CBSSports.com reported consumers outside the state of Texas pay only 2 cents per month for the Longhorn Network; consumers in the state, meanwhile, pay 28 cents for it on their monthly bill.
Through shrewd expansion, which would deliver more content and theoretically more eyeballs, could a Big 12 network prompt a hike in that average subscription fee while doubling the current distribution of the Longhorn Network to, say, 40 million?
Boren seems to think so.
The Big 12, meanwhile, has hired consultants Navigate Research and Bevilacqua Helfant Ventures to crunch the numbers on the potential of a conference network. Both are slated to give presentations in Irving before league presidents and athletic directors.
If either firm concludes that Texas would have to give up millions to make a revenue-sharing model work, the network effort could be dead on arrival.

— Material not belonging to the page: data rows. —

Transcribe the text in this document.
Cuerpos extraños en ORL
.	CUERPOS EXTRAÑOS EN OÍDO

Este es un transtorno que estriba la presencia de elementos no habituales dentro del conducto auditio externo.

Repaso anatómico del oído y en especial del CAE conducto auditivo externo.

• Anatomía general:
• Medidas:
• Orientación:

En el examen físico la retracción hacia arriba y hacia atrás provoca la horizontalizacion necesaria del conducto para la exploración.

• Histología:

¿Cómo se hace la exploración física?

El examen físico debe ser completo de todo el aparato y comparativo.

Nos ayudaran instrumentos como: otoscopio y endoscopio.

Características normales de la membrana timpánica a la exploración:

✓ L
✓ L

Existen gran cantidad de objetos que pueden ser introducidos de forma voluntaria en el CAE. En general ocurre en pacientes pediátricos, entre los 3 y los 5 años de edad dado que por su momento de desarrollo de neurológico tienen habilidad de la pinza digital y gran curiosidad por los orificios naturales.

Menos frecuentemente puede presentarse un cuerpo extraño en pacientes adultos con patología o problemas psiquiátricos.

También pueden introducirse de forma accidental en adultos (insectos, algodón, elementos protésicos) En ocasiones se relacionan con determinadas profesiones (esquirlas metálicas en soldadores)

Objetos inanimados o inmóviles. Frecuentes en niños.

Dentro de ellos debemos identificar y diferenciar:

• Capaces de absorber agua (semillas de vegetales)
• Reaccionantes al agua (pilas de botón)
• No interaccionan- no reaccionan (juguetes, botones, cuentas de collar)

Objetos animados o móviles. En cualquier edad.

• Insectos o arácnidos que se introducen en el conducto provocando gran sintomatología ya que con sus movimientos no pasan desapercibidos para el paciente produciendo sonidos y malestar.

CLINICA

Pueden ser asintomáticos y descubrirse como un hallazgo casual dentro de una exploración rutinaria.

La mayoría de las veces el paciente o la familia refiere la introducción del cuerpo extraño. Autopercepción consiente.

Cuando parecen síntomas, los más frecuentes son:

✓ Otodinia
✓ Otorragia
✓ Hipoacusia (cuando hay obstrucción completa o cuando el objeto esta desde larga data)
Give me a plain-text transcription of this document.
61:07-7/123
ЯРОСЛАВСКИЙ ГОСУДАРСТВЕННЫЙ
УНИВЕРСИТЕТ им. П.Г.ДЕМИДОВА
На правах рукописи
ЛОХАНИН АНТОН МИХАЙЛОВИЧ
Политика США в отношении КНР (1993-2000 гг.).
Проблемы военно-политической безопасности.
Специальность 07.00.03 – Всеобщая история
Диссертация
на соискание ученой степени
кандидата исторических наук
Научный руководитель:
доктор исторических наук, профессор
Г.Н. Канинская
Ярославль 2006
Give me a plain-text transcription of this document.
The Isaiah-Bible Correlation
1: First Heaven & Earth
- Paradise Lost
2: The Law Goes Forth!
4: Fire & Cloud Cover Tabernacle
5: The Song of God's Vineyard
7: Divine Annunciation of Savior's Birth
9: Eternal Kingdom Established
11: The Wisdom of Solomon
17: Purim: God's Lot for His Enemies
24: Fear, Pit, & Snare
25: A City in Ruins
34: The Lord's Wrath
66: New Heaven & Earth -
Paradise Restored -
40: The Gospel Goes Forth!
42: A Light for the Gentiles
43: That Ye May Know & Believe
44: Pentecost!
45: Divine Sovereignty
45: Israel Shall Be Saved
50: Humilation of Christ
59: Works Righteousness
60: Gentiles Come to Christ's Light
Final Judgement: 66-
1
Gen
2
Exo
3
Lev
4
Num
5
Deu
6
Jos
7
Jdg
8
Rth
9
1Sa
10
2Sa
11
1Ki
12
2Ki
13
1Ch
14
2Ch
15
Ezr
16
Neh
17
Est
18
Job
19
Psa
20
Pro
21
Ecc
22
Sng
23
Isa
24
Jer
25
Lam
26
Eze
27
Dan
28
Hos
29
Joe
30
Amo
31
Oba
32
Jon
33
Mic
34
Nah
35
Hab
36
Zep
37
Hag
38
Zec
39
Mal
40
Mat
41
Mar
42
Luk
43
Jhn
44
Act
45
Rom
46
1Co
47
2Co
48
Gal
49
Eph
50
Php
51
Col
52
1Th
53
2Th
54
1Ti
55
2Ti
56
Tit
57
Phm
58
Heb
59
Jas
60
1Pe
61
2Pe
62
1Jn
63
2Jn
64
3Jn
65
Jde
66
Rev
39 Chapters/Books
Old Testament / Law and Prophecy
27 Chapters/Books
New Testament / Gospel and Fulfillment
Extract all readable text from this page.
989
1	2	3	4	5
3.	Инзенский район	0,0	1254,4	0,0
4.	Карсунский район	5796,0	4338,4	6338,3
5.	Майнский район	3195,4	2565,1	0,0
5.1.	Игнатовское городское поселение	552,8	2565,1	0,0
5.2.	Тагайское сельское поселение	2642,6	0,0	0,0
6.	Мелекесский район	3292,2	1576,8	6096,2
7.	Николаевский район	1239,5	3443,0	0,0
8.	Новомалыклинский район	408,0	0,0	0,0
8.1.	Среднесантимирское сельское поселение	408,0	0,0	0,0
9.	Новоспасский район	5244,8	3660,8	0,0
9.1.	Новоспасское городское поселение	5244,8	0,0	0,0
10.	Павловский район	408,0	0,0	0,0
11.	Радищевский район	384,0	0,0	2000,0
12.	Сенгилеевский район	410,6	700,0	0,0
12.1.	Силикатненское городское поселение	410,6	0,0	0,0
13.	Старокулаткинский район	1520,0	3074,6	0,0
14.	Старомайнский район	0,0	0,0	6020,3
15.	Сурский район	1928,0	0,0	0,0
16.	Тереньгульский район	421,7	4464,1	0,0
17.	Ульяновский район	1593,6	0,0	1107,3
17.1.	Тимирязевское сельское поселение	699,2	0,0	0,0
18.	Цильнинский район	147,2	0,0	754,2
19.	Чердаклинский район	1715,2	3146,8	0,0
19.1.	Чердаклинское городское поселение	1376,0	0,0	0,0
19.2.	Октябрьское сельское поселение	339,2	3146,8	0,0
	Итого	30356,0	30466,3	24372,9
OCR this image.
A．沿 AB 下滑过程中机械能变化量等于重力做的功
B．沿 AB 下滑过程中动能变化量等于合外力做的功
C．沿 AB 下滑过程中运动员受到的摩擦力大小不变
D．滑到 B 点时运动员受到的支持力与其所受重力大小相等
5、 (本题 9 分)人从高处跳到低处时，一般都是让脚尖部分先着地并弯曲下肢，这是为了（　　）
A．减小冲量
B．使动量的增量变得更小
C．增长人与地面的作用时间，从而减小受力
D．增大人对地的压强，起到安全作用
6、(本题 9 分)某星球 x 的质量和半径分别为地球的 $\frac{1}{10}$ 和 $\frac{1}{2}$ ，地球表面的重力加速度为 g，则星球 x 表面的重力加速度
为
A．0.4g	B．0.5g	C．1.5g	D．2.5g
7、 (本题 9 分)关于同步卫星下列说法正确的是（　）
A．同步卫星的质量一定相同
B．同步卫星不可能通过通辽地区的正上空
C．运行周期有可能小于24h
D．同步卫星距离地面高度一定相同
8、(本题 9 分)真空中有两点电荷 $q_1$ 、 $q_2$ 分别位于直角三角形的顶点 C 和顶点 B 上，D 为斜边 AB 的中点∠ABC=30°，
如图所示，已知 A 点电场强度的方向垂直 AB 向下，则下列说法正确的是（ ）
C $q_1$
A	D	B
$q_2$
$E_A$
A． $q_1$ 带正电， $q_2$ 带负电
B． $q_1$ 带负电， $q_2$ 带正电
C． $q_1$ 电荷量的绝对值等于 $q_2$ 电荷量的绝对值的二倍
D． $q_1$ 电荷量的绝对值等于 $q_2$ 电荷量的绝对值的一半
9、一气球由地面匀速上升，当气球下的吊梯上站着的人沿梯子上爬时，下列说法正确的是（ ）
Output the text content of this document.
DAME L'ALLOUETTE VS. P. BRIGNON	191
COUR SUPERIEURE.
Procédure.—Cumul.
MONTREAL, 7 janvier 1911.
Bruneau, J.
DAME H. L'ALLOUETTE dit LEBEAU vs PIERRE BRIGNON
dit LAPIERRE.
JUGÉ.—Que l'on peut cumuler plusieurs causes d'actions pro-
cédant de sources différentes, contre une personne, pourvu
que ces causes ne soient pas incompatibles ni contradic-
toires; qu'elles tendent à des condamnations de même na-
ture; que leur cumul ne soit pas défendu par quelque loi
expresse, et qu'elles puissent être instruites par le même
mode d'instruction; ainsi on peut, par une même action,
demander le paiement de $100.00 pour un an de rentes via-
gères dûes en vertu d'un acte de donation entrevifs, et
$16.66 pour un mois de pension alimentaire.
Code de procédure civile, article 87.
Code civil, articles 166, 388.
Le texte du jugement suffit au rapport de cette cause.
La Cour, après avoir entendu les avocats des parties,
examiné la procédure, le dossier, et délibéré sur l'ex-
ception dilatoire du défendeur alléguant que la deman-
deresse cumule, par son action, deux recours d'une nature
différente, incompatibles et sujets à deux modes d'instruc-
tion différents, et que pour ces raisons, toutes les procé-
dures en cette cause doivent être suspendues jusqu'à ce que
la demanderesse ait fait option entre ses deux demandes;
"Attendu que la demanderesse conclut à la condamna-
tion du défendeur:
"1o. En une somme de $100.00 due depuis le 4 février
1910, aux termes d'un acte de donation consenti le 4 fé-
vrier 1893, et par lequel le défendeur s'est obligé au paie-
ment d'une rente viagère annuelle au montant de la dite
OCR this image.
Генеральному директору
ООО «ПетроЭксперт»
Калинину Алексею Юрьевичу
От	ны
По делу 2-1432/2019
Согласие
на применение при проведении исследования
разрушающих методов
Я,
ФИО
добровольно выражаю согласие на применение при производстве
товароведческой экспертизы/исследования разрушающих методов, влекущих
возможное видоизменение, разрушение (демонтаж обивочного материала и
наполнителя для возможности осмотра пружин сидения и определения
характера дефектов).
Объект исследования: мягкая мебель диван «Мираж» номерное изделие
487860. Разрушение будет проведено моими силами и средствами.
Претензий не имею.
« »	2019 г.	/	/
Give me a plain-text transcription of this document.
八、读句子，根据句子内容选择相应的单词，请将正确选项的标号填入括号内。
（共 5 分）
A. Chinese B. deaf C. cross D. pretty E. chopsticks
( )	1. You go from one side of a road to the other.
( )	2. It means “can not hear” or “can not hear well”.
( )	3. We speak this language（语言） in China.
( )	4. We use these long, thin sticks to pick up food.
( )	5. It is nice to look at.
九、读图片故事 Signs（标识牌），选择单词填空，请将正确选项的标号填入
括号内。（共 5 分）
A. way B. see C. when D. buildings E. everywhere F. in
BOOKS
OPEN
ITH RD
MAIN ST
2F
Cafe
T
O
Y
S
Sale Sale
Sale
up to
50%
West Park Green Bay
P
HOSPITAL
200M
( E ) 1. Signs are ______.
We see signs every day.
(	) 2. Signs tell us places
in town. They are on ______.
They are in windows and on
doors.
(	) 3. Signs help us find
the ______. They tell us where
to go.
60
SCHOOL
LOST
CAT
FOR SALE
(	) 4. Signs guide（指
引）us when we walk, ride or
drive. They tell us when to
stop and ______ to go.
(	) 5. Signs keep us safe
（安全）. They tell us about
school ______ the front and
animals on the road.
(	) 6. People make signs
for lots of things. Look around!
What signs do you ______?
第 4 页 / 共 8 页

Otherwise, the Big 12 would have to come up with an alternate proposal, like ESPN forking over millions to buy out the Longhorn Network contract, or Texas getting a much larger chunk out of the conference network pie.
Said the former industry insider, who worked in programming and distribution: "Texas is going to come away a winner from this, regardless."
According to Castiglione, the conference network question hinges on whether "it can be proven that it's a means to an end -- and the end being greater conference strength and stability."
In the summer of 2010, the Longhorn Network was created in large part to keep the Big 12 from imploding. Now, Boren says he believes the Longhorn Network's demise is the key to making the league stronger and more stable.
"I'm not out to embarrass Texas," Boren said in January. "I'm not out to make them financially worse off."
But could Texas still be made whole, or close to it, through a conference network?
And could a network actually help close the revenue gap with the SEC and Big Ten?
Is there a willing partner?
And do the numbers make sense?
The network debate is already raging in every corner of the league. And in one of the most pivotal times to hit the conference since its inception two decades ago, the network debate figures to consume the league in the coming weeks.
The outcome could determine the league's future or whether the Big 12 has one at all.